As a collateral effect of the technological revolution, opportunity may explain the renewed interest of Janet Murray’s likely readers: issues that were hardly broached before the initial publishing are now routinely mooted in the literati cognosphere.

Finally, on a broader social perspective, changes may have altered the motivation of fiction aficionados, bringing new relevancy to Janet Murray’s intuitions: as farcically illustrated by the uncritical audiences for alternative facts, the perception of reality may have been transformed by the utter sway of social networks.

Back to a literary perspective, evidences seem to point to the status of stories with regard to reality:

  • When embedded in games, stories don’t pretend to anything. On that ground changes are driven by players’ decisions regarding events or characters’ options that only affect the narratives of a plot defined upfront.
  • When set as fictions, stories, however preposterous, are meant to stand on their own ground.
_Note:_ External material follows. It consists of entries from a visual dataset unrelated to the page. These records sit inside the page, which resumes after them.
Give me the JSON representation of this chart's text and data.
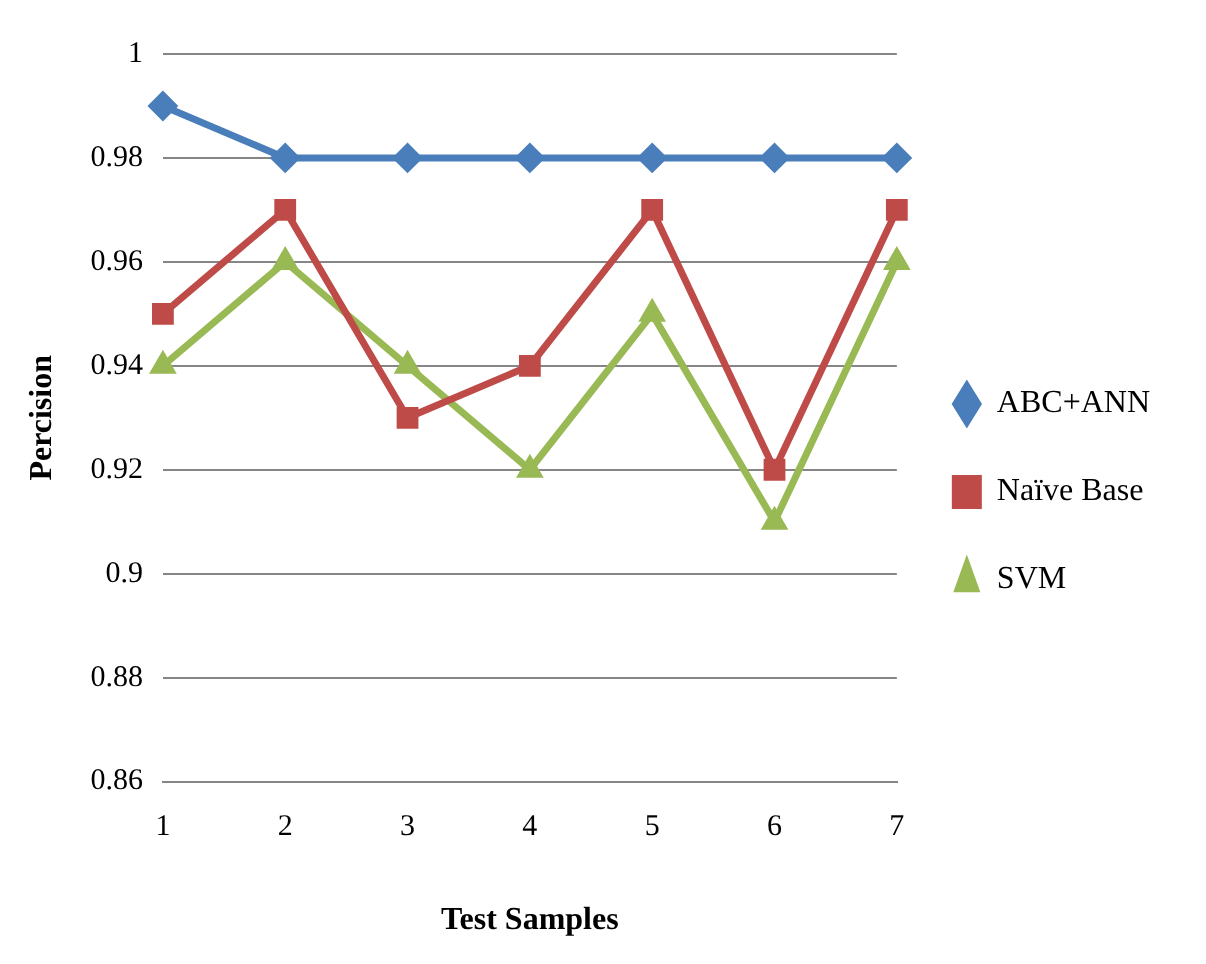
{
  "chart_data": {
    "type": "line",
    "xlabel": "Test Samples",
    "ylabel": "Percision",
    "categories": [
      "1",
      "2",
      "3",
      "4",
      "5",
      "6",
      "7"
    ],
    "series": [
      {
        "name": "ABC+ANN",
        "color": "#4a7ebb",
        "marker": "diamond",
        "values": [
          0.99,
          0.98,
          0.98,
          0.98,
          0.98,
          0.98,
          0.98
        ]
      },
      {
        "name": "Naïve Base",
        "color": "#be4b48",
        "marker": "square",
        "values": [
          0.95,
          0.97,
          0.93,
          0.94,
          0.97,
          0.92,
          0.97
        ]
      },
      {
        "name": "SVM",
        "color": "#98b954",
        "marker": "triangle",
        "values": [
          0.94,
          0.96,
          0.94,
          0.92,
          0.95,
          0.91,
          0.96
        ]
      }
    ],
    "ylim": [
      0.86,
      1
    ],
    "yticks": [
      0.86,
      0.88,
      0.9,
      0.92,
      0.94,
      0.96,
      0.98,
      1
    ],
    "grid": "y",
    "legend": "right",
    "line_style": "solid"
  }
}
The meanings given to events and options are constitutive of the plot, and readers’ decisions are driven by their understanding of facts and behaviors.

So, Google’s AlphaGo may have overturned the grounds for the first category, but stories are not games and the only variants that count are the ones affecting understanding. More so for stories that use fictional realities to tell what should be.

Heed & Lead in Users’ Stories

Users’ stories are the agile answer to the challenge of elusive requirements. Definitively a cornerstone of the agile approach to software engineering, users’ stories are meant to deal with the instability of requirements, in contours as well as detours.

With regard to contours, users’ stories explore the space of requirements through successive iterations rooted into clearly identified users’ needs. Whereas the backbone (the plot) is set by stakeholders (the authors), the scope doesn’t have to be revealed upfront but can be progressively discovered through interactions between users (the storytellers) and analysts (the listeners).

But detours are where alternates in narratives may really prove themselves by helping to adjust users’ needs (the narratives) to business objectives (the plot). As a consequence changes suggested by analysts should not be limited to users’ options and ergonomy but may also concern the meaning of facts and behaviors. Along that reasoning users’ stories would use the agility of words to align the meanings of new business applications with the ones set by business functionalities already supported by systems.